As with most events in Syria, where most independent media are banned, it was impossible to verify the account.
Rami Abdulrahman, of the British-based Syrian Observatory for Human Rights, said keeping the Arab monitors in Syria without a substantial increase in their numbers would only “give the regime more time to deal with the Syrian revolution.”
He said Syrian authorities had hidden tanks in military and security compounds or repainted armored vehicles in blue police colors to mislead monitors. Only a small proportion of the thousands of detainees seized during the unrest had been freed, he added.
Syrian officials say they are fighting “terrorism” by subversives armed from abroad, not a broad-based revolt against more than four decades of Assad family rule.

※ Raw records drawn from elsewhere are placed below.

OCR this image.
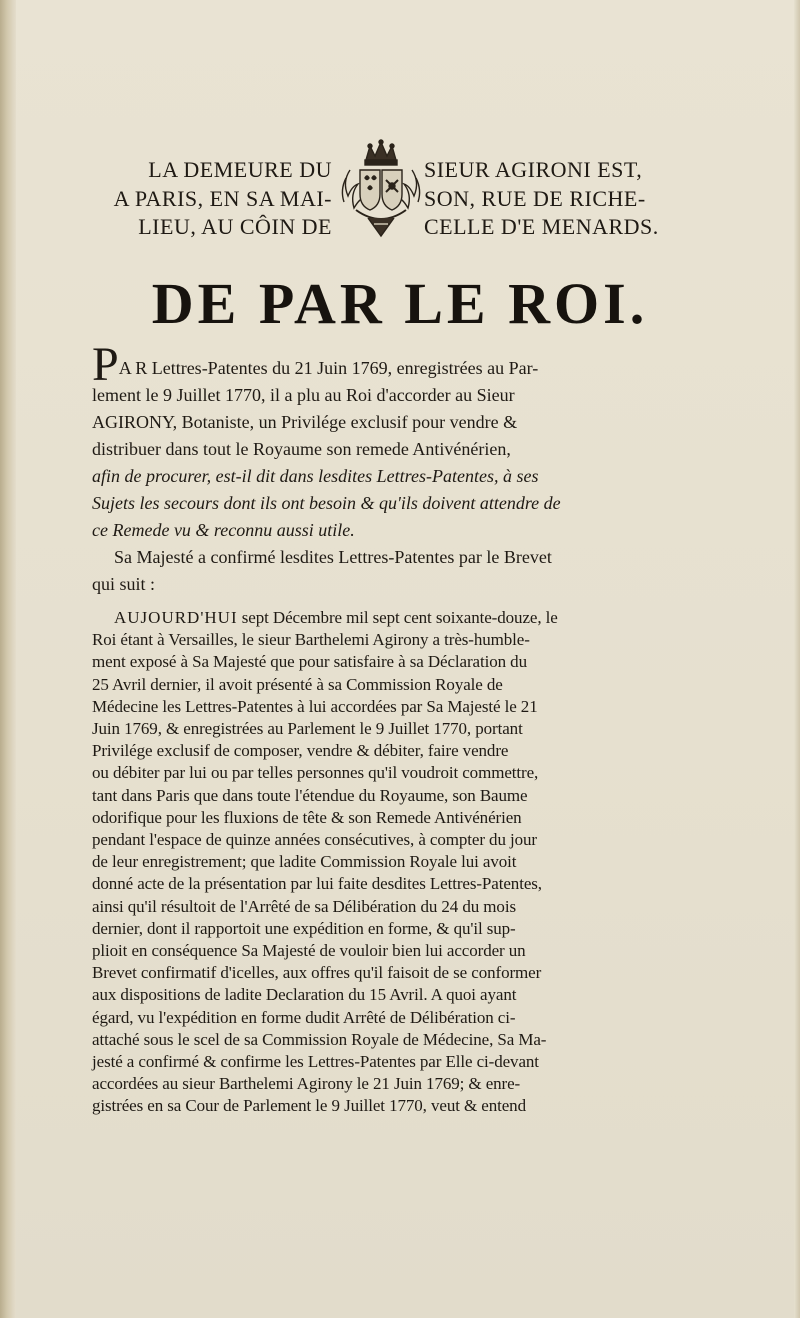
LA DEMEURE DU
A PARIS, EN SA MAI-
LIEU, AU CÔIN DE
SIEUR AGIRONI EST,
SON, RUE DE RICHE-
CELLE D'E MENARDS.
DE PAR LE ROI.
PA R Lettres-Patentes du 21 Juin 1769, enregistrées au Par-
lement le 9 Juillet 1770, il a plu au Roi d'accorder au Sieur
AGIRONY, Botaniste, un Privilége exclusif pour vendre &
distribuer dans tout le Royaume son remede Antivénérien,
afin de procurer, est-il dit dans lesdites Lettres-Patentes, à ses
Sujets les secours dont ils ont besoin & qu'ils doivent attendre de
ce Remede vu & reconnu aussi utile.
Sa Majesté a confirmé lesdites Lettres-Patentes par le Brevet
qui suit :
AUJOURD'HUI sept Décembre mil sept cent soixante-douze, le
Roi étant à Versailles, le sieur Barthelemi Agirony a très-humble-
ment exposé à Sa Majesté que pour satisfaire à sa Déclaration du
25 Avril dernier, il avoit présenté à sa Commission Royale de
Médecine les Lettres-Patentes à lui accordées par Sa Majesté le 21
Juin 1769, & enregistrées au Parlement le 9 Juillet 1770, portant
Privilége exclusif de composer, vendre & débiter, faire vendre
ou débiter par lui ou par telles personnes qu'il voudroit commettre,
tant dans Paris que dans toute l'étendue du Royaume, son Baume
odorifique pour les fluxions de tête & son Remede Antivénérien
pendant l'espace de quinze années consécutives, à compter du jour
de leur enregistrement; que ladite Commission Royale lui avoit
donné acte de la présentation par lui faite desdites Lettres-Patentes,
ainsi qu'il résultoit de l'Arrêté de sa Délibération du 24 du mois
dernier, dont il rapportoit une expédition en forme, & qu'il sup-
plioit en conséquence Sa Majesté de vouloir bien lui accorder un
Brevet confirmatif d'icelles, aux offres qu'il faisoit de se conformer
aux dispositions de ladite Declaration du 15 Avril. A quoi ayant
égard, vu l'expédition en forme dudit Arrêté de Délibération ci-
attaché sous le scel de sa Commission Royale de Médecine, Sa Ma-
jesté a confirmé & confirme les Lettres-Patentes par Elle ci-devant
accordées au sieur Barthelemi Agirony le 21 Juin 1769; & enre-
gistrées en sa Cour de Parlement le 9 Juillet 1770, veut & entend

The authorities say their foes have killed 2,000 security force members.
Arab League officials said the future of the monitoring mission, due to make a full report on January 19, depended on the Syrian government’s commitment to ending the daily bloodshed.
“If the ... report comes out saying the violence has not stopped, the Arab League will have a responsibility to act on that,” Qatari Prime Minister Sheikh Hamad bin Jassim al-Thani told a news conference after the Cairo meeting.
There was no formal Syrian government response to the Cairo meeting, but the state-appointed mufti Ahmed Hassoun, Syria’s most senior Muslim authority, gave a defiant message.
“The land of Sham (Syria) will not be humiliated,” he said in a Damascus church during multi-faith prayers for 26 people the government said were killed by a suicide bomber on Friday.
“Those who want Syria to be an arena for their own agenda against the will of its people, I say to the Arab League and to the United Nations that Syria has angels ... that will fly over it until resurrection day,” Hassoun said.
The League communique called on the Syrian opposition to present its own political vision and asked the League’s secretary general to convene a Syrian opposition meeting.
Syrian opposition groups have struggled to unify or to form a widely accepted representative council.
They are split over the role of armed resistance in what began as a peaceful protest movement, the weight Islamist groups should have in any joint opposition body, and the scope for Arab, U.N. or other external action to drive Assad from power.
Opposition leaders meeting in Istanbul gave Burhan Ghalioun a one-month extension as head of the Syrian National Council on Monday, after earlier rejecting a draft accord he had signed with a rival opposition group.